Secretory immunoglobulin A (sIgA) is the major immunoglobulin of the mucosal immune system. Whereas the suppressive effect of heavy training on mucosal immunity is well documented, little is known regarding the influence of hypoxia exposure on sIgA during altitude training. This investigation examined the impact of an 18-day Living high-training low (LHTL) training camp on sIgA levels in 11 (six females and five males) elite cross-country skiers. Subjects from the control group (n=5) trained and lived at 1,200 m of altitude, whereas, subjects from the LHTL group (n=6) trained at 1,200 m, but lived at a simulated altitude of 2,500, 3,000 and 3,500 m (3x6-day, 11 h day(-1)) in hypoxic rooms. Saliva samples were collected before, after each 6-day phases and 2 weeks thereafter (POST). Salivary sIgA, protein and cortisol were measured. There was a downward trend in sIgA concentrations over the study, which reached significance in LHTL (P<0.01), but not in control (P=0.08). Salivary IgA concentrations were still lower baseline at POST (P<0.05). Protein concentration increased in LHTL (P<0.05) and was negatively correlated with sIgA concentration after the 3,000 and 3,500 m-phase and at POST (P<0.05 all).
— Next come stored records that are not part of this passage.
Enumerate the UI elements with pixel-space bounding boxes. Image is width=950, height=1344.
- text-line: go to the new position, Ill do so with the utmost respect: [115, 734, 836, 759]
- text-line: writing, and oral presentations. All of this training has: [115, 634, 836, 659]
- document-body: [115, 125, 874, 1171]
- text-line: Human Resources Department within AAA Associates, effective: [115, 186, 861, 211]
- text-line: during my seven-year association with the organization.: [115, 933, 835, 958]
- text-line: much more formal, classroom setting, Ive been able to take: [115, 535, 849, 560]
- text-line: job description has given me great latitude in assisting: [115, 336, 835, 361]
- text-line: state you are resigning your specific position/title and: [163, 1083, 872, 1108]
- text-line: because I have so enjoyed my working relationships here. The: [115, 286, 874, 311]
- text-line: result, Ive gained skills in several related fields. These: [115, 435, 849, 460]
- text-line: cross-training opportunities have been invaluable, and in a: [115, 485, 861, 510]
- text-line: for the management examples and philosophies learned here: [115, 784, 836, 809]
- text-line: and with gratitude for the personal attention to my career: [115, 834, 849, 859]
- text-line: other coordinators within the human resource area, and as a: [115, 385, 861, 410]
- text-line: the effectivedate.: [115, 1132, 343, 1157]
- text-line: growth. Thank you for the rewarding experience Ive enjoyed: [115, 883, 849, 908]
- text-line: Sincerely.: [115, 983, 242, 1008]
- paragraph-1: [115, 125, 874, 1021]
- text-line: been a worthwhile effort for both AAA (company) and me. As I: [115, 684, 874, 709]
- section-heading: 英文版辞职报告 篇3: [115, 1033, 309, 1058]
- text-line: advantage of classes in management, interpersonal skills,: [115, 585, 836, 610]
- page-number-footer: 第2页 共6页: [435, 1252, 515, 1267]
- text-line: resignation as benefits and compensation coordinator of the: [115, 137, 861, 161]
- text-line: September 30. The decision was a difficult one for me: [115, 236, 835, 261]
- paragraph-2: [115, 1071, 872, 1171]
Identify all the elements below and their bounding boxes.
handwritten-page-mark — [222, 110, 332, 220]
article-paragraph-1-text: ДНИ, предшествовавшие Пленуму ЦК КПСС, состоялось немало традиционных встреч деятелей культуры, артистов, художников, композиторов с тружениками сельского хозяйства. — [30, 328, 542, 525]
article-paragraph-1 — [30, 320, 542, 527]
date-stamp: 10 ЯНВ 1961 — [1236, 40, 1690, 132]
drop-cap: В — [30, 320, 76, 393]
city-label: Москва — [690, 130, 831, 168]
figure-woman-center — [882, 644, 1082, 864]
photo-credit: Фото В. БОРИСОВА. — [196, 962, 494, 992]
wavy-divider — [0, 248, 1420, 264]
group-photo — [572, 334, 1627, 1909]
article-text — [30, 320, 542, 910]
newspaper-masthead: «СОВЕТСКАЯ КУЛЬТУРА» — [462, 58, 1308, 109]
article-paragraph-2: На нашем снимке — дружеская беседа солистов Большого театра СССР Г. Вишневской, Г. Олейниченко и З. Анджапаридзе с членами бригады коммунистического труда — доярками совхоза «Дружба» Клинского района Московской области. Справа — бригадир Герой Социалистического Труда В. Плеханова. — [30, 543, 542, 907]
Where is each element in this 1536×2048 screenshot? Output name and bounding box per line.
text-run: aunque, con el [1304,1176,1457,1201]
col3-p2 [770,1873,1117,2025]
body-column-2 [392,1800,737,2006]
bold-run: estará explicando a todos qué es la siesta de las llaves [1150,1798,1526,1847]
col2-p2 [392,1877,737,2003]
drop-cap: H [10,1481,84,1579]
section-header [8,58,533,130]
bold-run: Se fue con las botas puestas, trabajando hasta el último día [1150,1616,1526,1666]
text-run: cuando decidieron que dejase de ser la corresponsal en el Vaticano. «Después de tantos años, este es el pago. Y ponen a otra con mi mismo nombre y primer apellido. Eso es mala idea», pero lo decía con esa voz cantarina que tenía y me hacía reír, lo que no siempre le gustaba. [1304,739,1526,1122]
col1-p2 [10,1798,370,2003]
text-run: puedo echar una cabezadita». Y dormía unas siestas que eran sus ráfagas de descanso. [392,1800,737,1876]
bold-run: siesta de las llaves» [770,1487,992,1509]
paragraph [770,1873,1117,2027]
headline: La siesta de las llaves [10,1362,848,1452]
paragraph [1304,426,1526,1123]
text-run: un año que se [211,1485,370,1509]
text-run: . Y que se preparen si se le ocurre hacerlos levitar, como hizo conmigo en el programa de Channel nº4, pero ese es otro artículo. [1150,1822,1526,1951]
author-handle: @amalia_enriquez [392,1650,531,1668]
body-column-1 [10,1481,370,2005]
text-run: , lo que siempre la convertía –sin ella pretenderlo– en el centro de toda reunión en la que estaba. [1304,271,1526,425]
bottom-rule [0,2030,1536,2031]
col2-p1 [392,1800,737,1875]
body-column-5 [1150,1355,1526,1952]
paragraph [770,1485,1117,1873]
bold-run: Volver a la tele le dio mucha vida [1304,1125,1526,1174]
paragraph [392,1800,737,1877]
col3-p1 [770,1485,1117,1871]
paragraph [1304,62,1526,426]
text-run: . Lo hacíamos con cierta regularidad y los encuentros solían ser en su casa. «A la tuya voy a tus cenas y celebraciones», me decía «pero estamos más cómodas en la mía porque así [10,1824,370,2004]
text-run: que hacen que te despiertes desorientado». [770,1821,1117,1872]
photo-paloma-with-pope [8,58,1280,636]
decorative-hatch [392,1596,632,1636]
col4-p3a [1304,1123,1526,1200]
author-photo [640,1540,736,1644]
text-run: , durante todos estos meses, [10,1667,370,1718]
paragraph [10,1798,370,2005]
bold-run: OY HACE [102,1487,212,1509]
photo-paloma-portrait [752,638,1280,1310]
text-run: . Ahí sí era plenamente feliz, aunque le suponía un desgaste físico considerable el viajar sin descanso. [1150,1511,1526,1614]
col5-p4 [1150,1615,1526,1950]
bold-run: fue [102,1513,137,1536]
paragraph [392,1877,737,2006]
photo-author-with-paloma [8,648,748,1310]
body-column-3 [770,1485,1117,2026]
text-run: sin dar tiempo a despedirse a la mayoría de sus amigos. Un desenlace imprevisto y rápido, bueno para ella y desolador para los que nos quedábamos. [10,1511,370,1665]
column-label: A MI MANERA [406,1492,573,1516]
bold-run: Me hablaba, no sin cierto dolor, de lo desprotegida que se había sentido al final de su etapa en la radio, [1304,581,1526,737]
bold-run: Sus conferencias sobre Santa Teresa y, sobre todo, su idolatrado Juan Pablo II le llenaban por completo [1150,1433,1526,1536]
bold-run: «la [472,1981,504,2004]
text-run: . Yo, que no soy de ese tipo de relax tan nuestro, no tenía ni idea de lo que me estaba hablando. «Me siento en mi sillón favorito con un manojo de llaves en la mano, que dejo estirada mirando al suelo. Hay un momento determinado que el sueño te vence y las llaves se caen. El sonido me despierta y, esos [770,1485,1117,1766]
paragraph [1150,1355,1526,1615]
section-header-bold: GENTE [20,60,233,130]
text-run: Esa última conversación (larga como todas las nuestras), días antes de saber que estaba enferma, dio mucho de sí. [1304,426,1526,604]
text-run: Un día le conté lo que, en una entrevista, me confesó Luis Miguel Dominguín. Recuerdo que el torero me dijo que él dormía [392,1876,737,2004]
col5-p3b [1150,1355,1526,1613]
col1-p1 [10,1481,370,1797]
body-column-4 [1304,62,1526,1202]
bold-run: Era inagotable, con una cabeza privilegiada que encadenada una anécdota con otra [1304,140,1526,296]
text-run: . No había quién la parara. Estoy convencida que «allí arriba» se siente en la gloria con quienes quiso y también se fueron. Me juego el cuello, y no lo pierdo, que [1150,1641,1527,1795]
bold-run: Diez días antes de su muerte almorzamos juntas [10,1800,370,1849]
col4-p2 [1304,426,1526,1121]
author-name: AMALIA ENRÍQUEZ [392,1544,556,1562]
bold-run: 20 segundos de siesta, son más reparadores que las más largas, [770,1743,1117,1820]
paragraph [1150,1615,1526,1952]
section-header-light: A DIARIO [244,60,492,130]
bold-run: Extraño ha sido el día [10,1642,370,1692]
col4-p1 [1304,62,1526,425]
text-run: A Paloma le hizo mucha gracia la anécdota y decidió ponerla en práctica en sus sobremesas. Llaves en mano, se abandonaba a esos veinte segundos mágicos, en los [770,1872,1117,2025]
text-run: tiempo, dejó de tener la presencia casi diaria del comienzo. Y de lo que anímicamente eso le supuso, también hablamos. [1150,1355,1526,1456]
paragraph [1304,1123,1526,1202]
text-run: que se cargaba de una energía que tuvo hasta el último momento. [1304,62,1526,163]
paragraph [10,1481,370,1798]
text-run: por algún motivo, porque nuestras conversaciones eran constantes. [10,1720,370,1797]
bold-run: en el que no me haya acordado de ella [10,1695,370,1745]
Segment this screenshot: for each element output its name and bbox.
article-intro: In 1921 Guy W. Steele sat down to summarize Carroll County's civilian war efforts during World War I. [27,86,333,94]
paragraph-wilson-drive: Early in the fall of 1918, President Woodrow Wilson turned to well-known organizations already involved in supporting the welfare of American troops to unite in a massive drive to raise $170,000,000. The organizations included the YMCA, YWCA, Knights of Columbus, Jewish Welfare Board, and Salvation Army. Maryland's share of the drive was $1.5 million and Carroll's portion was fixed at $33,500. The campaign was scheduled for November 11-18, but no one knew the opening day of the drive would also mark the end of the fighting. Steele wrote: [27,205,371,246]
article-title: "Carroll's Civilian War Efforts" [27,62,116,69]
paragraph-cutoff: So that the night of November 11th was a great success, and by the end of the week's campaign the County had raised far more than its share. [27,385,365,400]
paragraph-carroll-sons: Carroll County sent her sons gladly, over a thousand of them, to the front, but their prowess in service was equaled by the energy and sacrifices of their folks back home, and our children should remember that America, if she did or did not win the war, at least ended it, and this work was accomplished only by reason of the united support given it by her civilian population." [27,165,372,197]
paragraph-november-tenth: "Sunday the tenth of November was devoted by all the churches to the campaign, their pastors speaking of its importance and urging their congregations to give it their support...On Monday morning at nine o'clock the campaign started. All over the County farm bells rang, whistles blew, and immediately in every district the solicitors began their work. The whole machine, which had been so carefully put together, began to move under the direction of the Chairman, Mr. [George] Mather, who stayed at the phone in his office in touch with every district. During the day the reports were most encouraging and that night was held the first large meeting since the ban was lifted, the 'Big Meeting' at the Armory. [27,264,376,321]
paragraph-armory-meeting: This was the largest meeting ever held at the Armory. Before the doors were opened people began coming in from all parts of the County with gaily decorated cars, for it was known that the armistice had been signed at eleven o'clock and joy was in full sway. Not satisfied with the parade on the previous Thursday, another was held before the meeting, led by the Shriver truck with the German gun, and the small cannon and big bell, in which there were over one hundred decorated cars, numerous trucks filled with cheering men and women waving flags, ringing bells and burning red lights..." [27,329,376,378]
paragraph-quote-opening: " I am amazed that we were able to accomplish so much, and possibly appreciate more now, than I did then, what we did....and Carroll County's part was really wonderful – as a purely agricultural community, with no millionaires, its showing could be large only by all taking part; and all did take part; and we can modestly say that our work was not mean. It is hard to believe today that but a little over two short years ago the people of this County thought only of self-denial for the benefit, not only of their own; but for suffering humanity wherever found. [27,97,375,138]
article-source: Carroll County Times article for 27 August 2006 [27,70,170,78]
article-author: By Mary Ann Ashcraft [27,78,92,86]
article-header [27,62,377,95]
Cortisol concentrations were unchanged over the study and no relationship was found between cortisol and sIgA. In summary, data were strongly suggestive of a cumulative negative effect of physical exercise and hypoxia on sIgA levels during LHTL training. Two weeks of active recovery did not allow for proper sIgA recovery. The mechanism underlying this depression of sIgA could be mediated by neural factors.